Bangladesh Rural Development Board
- Formation: 1982
- Headquarters: Dhaka, Bangladesh
- Region served: Bangladesh
- Official language: Bengali
- Director General: AKM Tareq
- Website: www.brdb.gov.bd

= Bangladesh Rural Development Board =

Government agency of Bangladesh

The Bangladesh Rural Development Board, or BRDB, is a government agency responsible for the development in rural areas and is the largest government program involved in rural development in Bangladesh and is located in Dhaka, Bangladesh. The core of the BRDB efforts is the design and implementation of a series of integrated rural development (RD) projects (e.g. RD-5, RD-9 and RD-12) and a Rural Poor Cooperative Project (RPCP). The landless men and women, marginal and small farmers constitute the target population of these projects. In addition to facilitating agricultural co-operative programs, BRDB mobilizes the rural poor, marginal farmers, and women into cooperatives and informal groups, which allow them to engage in income generating activities, and improve standards of living.

==History==
Since independence Bangladesh witnessed various experimentation with rural development approaches.
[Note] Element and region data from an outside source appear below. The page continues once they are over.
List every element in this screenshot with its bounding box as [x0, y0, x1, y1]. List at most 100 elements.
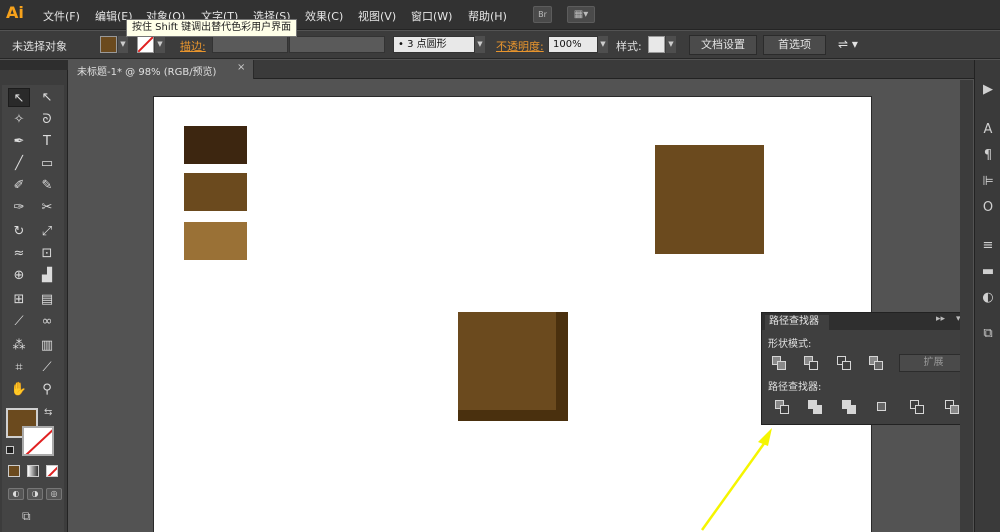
- arrange-documents-button[interactable]: ▦▾: [567, 6, 595, 23]
- brown-square-with-shadow[interactable]: [458, 312, 556, 410]
- stroke-icon[interactable]: ≡: [977, 236, 999, 256]
- pathfinder-panel-header[interactable]: 路径查找器 ▸▸ ▾≡: [762, 313, 971, 330]
- menu-effect[interactable]: 效果(C): [305, 8, 343, 24]
- scale-icon[interactable]: ⤢: [36, 222, 58, 241]
- stroke-weight-field[interactable]: [212, 36, 288, 53]
- stroke-dropdown-icon[interactable]: ▼: [155, 36, 165, 53]
- intersect-icon[interactable]: [837, 356, 855, 372]
- merge-icon[interactable]: [842, 400, 860, 416]
- direct-select-icon[interactable]: ↖: [36, 88, 58, 107]
- variable-width-field[interactable]: [289, 36, 385, 53]
- rotate-icon[interactable]: ↻: [8, 222, 30, 241]
- play-icon[interactable]: ▶: [977, 80, 999, 100]
- vertical-scrollbar[interactable]: [960, 80, 973, 532]
- fill-dropdown-icon[interactable]: ▼: [118, 36, 128, 53]
- magic-wand-icon[interactable]: ✧: [8, 110, 30, 129]
- style-dropdown-icon[interactable]: ▼: [666, 36, 676, 53]
- menu-view[interactable]: 视图(V): [358, 8, 396, 24]
- hand-icon[interactable]: ✋: [8, 380, 30, 399]
- tools-panel-grip[interactable]: [0, 60, 68, 70]
- align-icon[interactable]: ⊫: [977, 172, 999, 192]
- warp-icon[interactable]: ≈: [8, 244, 30, 263]
- rectangle-icon[interactable]: ▭: [36, 154, 58, 173]
- crop-icon[interactable]: [875, 400, 893, 416]
- document-setup-button[interactable]: 文档设置: [689, 35, 757, 55]
- default-colors-icon[interactable]: [6, 446, 14, 454]
- artboard-icon[interactable]: ⌗: [8, 358, 30, 377]
- draw-inside-icon[interactable]: ◎: [46, 488, 62, 500]
- mesh-icon[interactable]: ⊞: [8, 290, 30, 309]
- gradient-icon[interactable]: ▤: [36, 290, 58, 309]
- opacity-dropdown-icon[interactable]: ▼: [598, 36, 608, 53]
- selection-arrow-icon[interactable]: ↖: [8, 88, 30, 107]
- draw-behind-icon[interactable]: ◑: [27, 488, 43, 500]
- collapse-icon[interactable]: ▸▸: [936, 314, 945, 324]
- brush-dropdown-icon[interactable]: ▼: [475, 36, 485, 53]
- pathfinder-tab[interactable]: 路径查找器: [765, 315, 829, 330]
- graph-icon[interactable]: ▟: [36, 266, 58, 285]
- lasso-icon[interactable]: ᘐ: [36, 110, 58, 129]
- bridge-button[interactable]: Br: [533, 6, 552, 23]
- document-tab[interactable]: 未标题-1* @ 98% (RGB/预览) ×: [68, 60, 254, 79]
- blend-icon[interactable]: ∞: [36, 312, 58, 331]
- dark-brown-swatch-rect[interactable]: [184, 126, 247, 164]
- free-transform-icon[interactable]: ⊡: [36, 244, 58, 263]
- character-icon[interactable]: A: [977, 120, 999, 140]
- gradient-mode-icon[interactable]: [27, 465, 39, 477]
- menu-file[interactable]: 文件(F): [43, 8, 80, 24]
- fill-color-swatch[interactable]: [100, 36, 117, 53]
- menu-window[interactable]: 窗口(W): [411, 8, 452, 24]
- screen-mode-icon[interactable]: ⧉: [22, 509, 31, 524]
- style-label: 样式:: [616, 40, 642, 53]
- draw-normal-icon[interactable]: ◐: [8, 488, 24, 500]
- close-icon[interactable]: ×: [237, 62, 245, 73]
- expand-button[interactable]: 扩展: [899, 354, 968, 372]
- exclude-icon[interactable]: [869, 356, 887, 372]
- opacity-label[interactable]: 不透明度:: [496, 38, 544, 54]
- scissors-icon[interactable]: ✂: [36, 198, 58, 217]
- paragraph-icon[interactable]: ¶: [977, 146, 999, 166]
- eyedropper-icon[interactable]: ⟋: [8, 312, 30, 331]
- brush-value: 3 点圆形: [407, 39, 447, 50]
- yellow-arrow-annotation: [700, 428, 772, 531]
- opacity-field[interactable]: 100%: [548, 36, 598, 53]
- stroke-color-swatch[interactable]: [137, 36, 154, 53]
- blob-brush-icon[interactable]: ✑: [8, 198, 30, 217]
- outline-icon[interactable]: [910, 400, 928, 416]
- pathfinder-dock-icon[interactable]: ⧉: [977, 324, 999, 344]
- pencil-icon[interactable]: ✎: [36, 176, 58, 195]
- minus-front-icon[interactable]: [804, 356, 822, 372]
- menu-help[interactable]: 帮助(H): [468, 8, 507, 24]
- brush-definition-field[interactable]: • 3 点圆形: [393, 36, 475, 53]
- none-mode-icon[interactable]: [46, 465, 58, 477]
- divide-icon[interactable]: [775, 400, 793, 416]
- symbol-sprayer-icon[interactable]: ⁂: [8, 336, 30, 355]
- column-graph-icon[interactable]: ▥: [36, 336, 58, 355]
- shape-builder-icon[interactable]: ⊕: [8, 266, 30, 285]
- transparency-icon[interactable]: ◐: [977, 288, 999, 308]
- pen-icon[interactable]: ✒: [8, 132, 30, 151]
- light-brown-swatch-rect[interactable]: [184, 222, 247, 260]
- brush-icon[interactable]: ✐: [8, 176, 30, 195]
- style-swatch[interactable]: [648, 36, 665, 53]
- trim-icon[interactable]: [808, 400, 826, 416]
- opentype-icon[interactable]: O: [977, 198, 999, 218]
- arrange-icon[interactable]: ⇌ ▾: [838, 37, 858, 51]
- unite-icon[interactable]: [772, 356, 790, 372]
- type-icon[interactable]: T: [36, 132, 58, 151]
- slice-icon[interactable]: ⟋: [36, 358, 58, 377]
- stroke-label[interactable]: 描边:: [180, 38, 206, 54]
- app-logo: Ai: [6, 3, 24, 22]
- swap-colors-icon[interactable]: ⇆: [44, 407, 52, 418]
- mid-brown-swatch-rect[interactable]: [184, 173, 247, 211]
- line-icon[interactable]: ╱: [8, 154, 30, 173]
- stroke-swatch[interactable]: [22, 426, 54, 456]
- color-mode-icon[interactable]: [8, 465, 20, 477]
- zoom-icon[interactable]: ⚲: [36, 380, 58, 399]
- brown-square[interactable]: [655, 145, 764, 254]
- pathfinder-panel: 路径查找器 ▸▸ ▾≡ 形状模式: 扩展 路径查找器:: [761, 312, 972, 425]
- gradient-panel-icon[interactable]: ▬: [977, 262, 999, 282]
- shape-modes-label: 形状模式:: [768, 339, 812, 350]
- pathfinders-label: 路径查找器:: [768, 382, 822, 393]
- preferences-button[interactable]: 首选项: [763, 35, 826, 55]
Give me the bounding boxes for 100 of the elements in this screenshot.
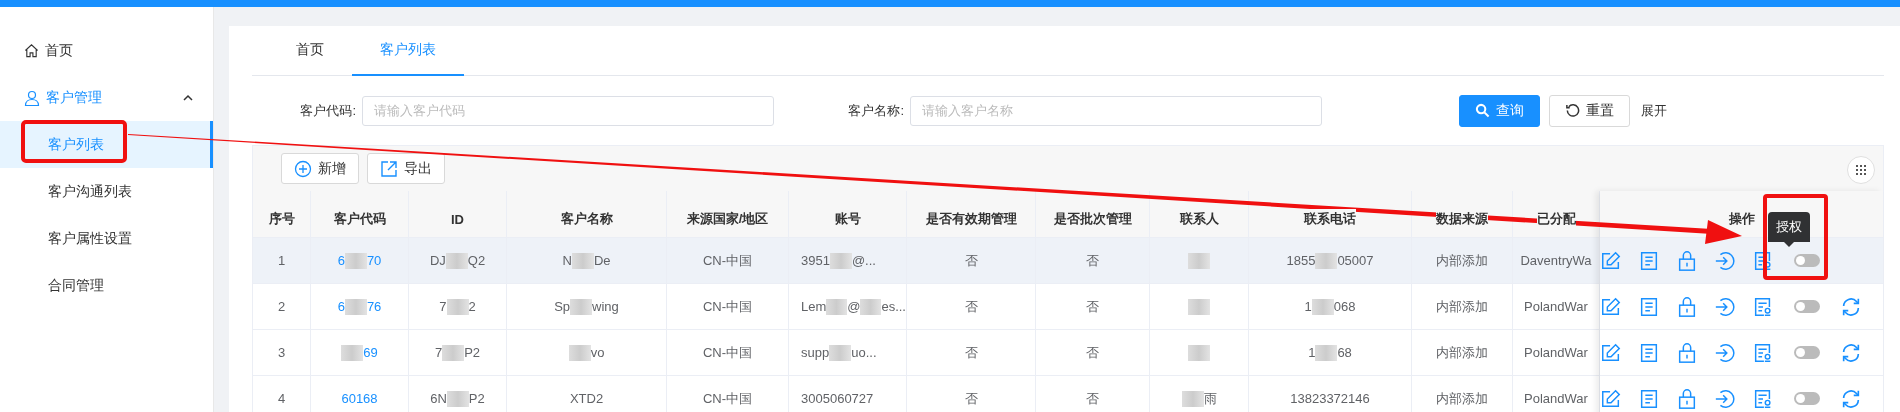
document-icon[interactable] xyxy=(1638,341,1660,364)
column-header: 来源国家/地区 xyxy=(686,209,769,229)
column-header: 是否批次管理 xyxy=(1053,209,1132,229)
column-header: 操作 xyxy=(1728,210,1755,228)
table-cell: 内部添加 xyxy=(1412,330,1513,375)
sign-in-icon[interactable] xyxy=(1714,341,1736,364)
plus-icon xyxy=(294,159,312,178)
certificate-icon[interactable] xyxy=(1752,249,1774,272)
export-button[interactable]: 导出 xyxy=(367,153,445,184)
refresh-icon[interactable] xyxy=(1840,295,1862,318)
table-cell: CN-中国 xyxy=(667,284,789,329)
document-icon[interactable] xyxy=(1638,387,1660,410)
blur-patch xyxy=(1181,390,1204,407)
field-label: 客户代码: xyxy=(299,101,356,120)
cell-text: @ xyxy=(847,299,861,314)
reset-button[interactable]: 重置 xyxy=(1549,94,1630,127)
menu-item[interactable]: 客户属性设置 xyxy=(0,215,213,262)
sign-in-icon[interactable] xyxy=(1714,249,1736,272)
lock-icon[interactable] xyxy=(1676,341,1698,364)
lock-icon[interactable] xyxy=(1676,295,1698,318)
add-button[interactable]: 新增 xyxy=(281,153,359,184)
expand-link[interactable]: 展开 xyxy=(1641,101,1667,120)
table-cell: 否 xyxy=(907,284,1036,329)
table-cell: 13823372146 xyxy=(1249,376,1412,412)
column-header: 已分配 xyxy=(1536,209,1576,229)
edit-icon[interactable] xyxy=(1600,341,1622,364)
blur-patch xyxy=(442,344,465,361)
table-row[interactable]: 3 69 7 P2 vo CN-中国 supp uo... 否 否 1 68 内部添加 PolandWar xyxy=(253,330,1600,376)
cell-text: 3951 xyxy=(801,253,830,268)
blur-patch xyxy=(344,252,367,269)
cell-text: 7 xyxy=(434,345,443,360)
blur-patch xyxy=(568,344,591,361)
sign-in-icon[interactable] xyxy=(1714,387,1736,410)
cell-text: P2 xyxy=(464,345,481,360)
table-cell: 否 xyxy=(907,376,1036,412)
column-settings-button[interactable] xyxy=(1847,156,1875,184)
input-field[interactable]: 请输入客户名称 xyxy=(910,95,1322,126)
lock-icon[interactable] xyxy=(1676,387,1698,410)
table-cell: CN-中国 xyxy=(667,376,789,412)
edit-icon[interactable] xyxy=(1600,295,1622,318)
input-field[interactable]: 请输入客户代码 xyxy=(362,95,774,126)
certificate-icon[interactable] xyxy=(1752,295,1774,318)
cell-text: 雨 xyxy=(1203,389,1217,408)
certificate-icon[interactable] xyxy=(1752,387,1774,410)
toggle-switch[interactable] xyxy=(1794,346,1820,359)
refresh-icon[interactable] xyxy=(1840,387,1862,410)
blur-patch xyxy=(1188,252,1210,269)
search-icon xyxy=(1475,103,1490,118)
blur-patch xyxy=(829,252,852,269)
cell-text: 1 xyxy=(1304,299,1312,314)
cell-text: 7 xyxy=(439,299,447,314)
toggle-switch[interactable] xyxy=(1794,392,1820,405)
column-header: 联系人 xyxy=(1179,209,1219,229)
cell-text: De xyxy=(593,253,611,268)
blur-patch xyxy=(1315,252,1338,269)
cell-text: vo xyxy=(590,345,605,360)
cell-text: Lem xyxy=(801,299,827,314)
home-icon xyxy=(24,43,39,58)
blur-patch xyxy=(1315,344,1338,361)
blur-patch xyxy=(445,252,468,269)
cell-text: DJ xyxy=(429,253,446,268)
cell-text: wing xyxy=(592,299,619,314)
field-label: 客户名称: xyxy=(847,101,904,120)
toggle-switch[interactable] xyxy=(1794,300,1820,313)
user-icon xyxy=(24,89,40,106)
toggle-switch[interactable] xyxy=(1794,254,1820,267)
cell-text: 2 xyxy=(468,299,476,314)
column-header: 数据来源 xyxy=(1436,209,1488,229)
certificate-icon[interactable] xyxy=(1752,341,1774,364)
cell-text: N xyxy=(562,253,572,268)
sign-in-icon[interactable] xyxy=(1714,295,1736,318)
grid-icon xyxy=(1855,164,1867,176)
refresh-icon[interactable] xyxy=(1840,341,1862,364)
edit-icon[interactable] xyxy=(1600,387,1622,410)
table-cell: 2 xyxy=(253,284,311,329)
cell-text: @... xyxy=(851,253,876,268)
blur-patch xyxy=(1188,344,1210,361)
cell-text: 1 xyxy=(1308,345,1316,360)
menu-item[interactable]: 首页 xyxy=(45,41,73,60)
cell-text: 068 xyxy=(1333,299,1356,314)
table-cell: XTD2 xyxy=(507,376,667,412)
table-cell: 否 xyxy=(1036,238,1150,283)
lock-icon[interactable] xyxy=(1676,249,1698,272)
document-icon[interactable] xyxy=(1638,249,1660,272)
tab[interactable]: 首页 xyxy=(268,26,352,76)
document-icon[interactable] xyxy=(1638,295,1660,318)
menu-item[interactable]: 客户沟通列表 xyxy=(0,168,213,215)
blur-patch xyxy=(860,298,882,315)
table-cell: 4 xyxy=(253,376,311,412)
table-cell: 内部添加 xyxy=(1412,238,1513,283)
table-cell: 否 xyxy=(1036,284,1150,329)
chevron-icon[interactable] xyxy=(183,93,193,102)
blur-patch xyxy=(571,252,594,269)
cell-text: 6N xyxy=(430,391,447,406)
blur-patch xyxy=(344,298,367,315)
blur-patch xyxy=(1311,298,1334,315)
menu-item[interactable]: 合同管理 xyxy=(0,262,213,309)
cell-text: P2 xyxy=(468,391,485,406)
edit-icon[interactable] xyxy=(1600,249,1622,272)
blur-patch xyxy=(446,390,469,407)
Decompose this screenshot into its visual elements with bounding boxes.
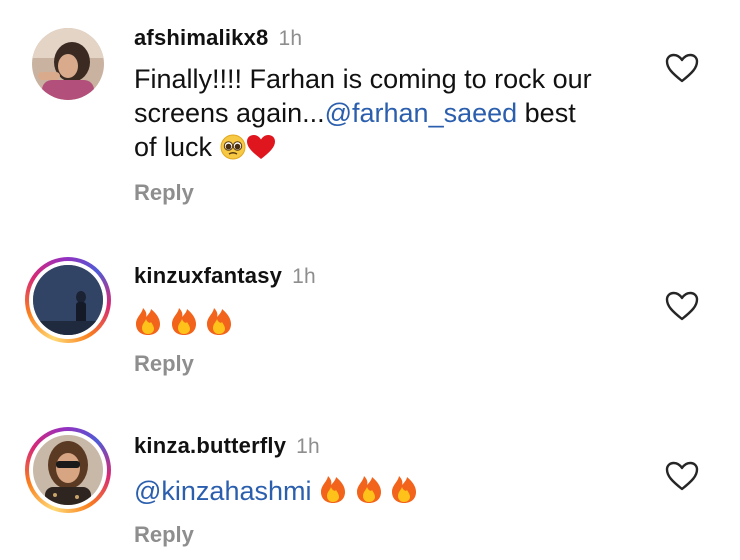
timestamp: 1h bbox=[278, 27, 303, 50]
like-heart-icon[interactable] bbox=[664, 460, 700, 492]
reply-button[interactable]: Reply bbox=[134, 180, 194, 206]
mention-link[interactable]: @farhan_saeed bbox=[325, 98, 518, 128]
timestamp: 1h bbox=[296, 435, 320, 458]
like-heart-icon[interactable] bbox=[664, 52, 700, 84]
comment-text-line: Finally!!!! Farhan is coming to rock our bbox=[134, 64, 592, 94]
avatar-photo bbox=[33, 435, 103, 505]
comment-username[interactable]: kinzuxfantasy 1h bbox=[134, 263, 316, 289]
timestamp: 1h bbox=[292, 265, 316, 288]
comment-text-line: of luck bbox=[134, 132, 213, 162]
reply-button[interactable]: Reply bbox=[134, 351, 194, 377]
fire-icon bbox=[205, 306, 233, 344]
username-text[interactable]: afshimalikx8 bbox=[134, 25, 268, 50]
comment-username[interactable]: kinza.butterfly 1h bbox=[134, 433, 320, 459]
avatar[interactable] bbox=[25, 257, 111, 343]
red-heart-icon bbox=[246, 134, 276, 168]
fire-icon bbox=[170, 306, 198, 344]
comment-text-line: screens again... bbox=[134, 98, 325, 128]
comment-text: Finally!!!! Farhan is coming to rock our… bbox=[134, 62, 644, 168]
avatar[interactable] bbox=[32, 28, 104, 100]
reply-button[interactable]: Reply bbox=[134, 522, 194, 548]
mention-link[interactable]: @kinzahashmi bbox=[134, 476, 311, 506]
username-text[interactable]: kinzuxfantasy bbox=[134, 263, 282, 288]
fire-icon bbox=[134, 306, 162, 344]
fire-icon bbox=[390, 474, 418, 512]
pleading-face-icon bbox=[220, 134, 246, 168]
comment-text bbox=[134, 306, 644, 344]
comment-username[interactable]: afshimalikx8 1h bbox=[134, 25, 302, 51]
avatar-photo bbox=[33, 265, 103, 335]
username-text[interactable]: kinza.butterfly bbox=[134, 433, 286, 458]
comment-text-line: best bbox=[517, 98, 576, 128]
comment-text: @kinzahashmi bbox=[134, 474, 644, 512]
fire-icon bbox=[355, 474, 383, 512]
fire-icon bbox=[319, 474, 347, 512]
like-heart-icon[interactable] bbox=[664, 290, 700, 322]
avatar[interactable] bbox=[25, 427, 111, 513]
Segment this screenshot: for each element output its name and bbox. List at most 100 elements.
In the initial years a number of voluntary and public agencies worked in the form of relief and rehabilitation work. In 1972, the government activated the Integrated Rural Development Program (IRDP) to replicate and expand the Comilla Model in other parts of the country. Later, in 1982, the program was transformed into an institution called Bangladesh Rural Development Board (BRDB).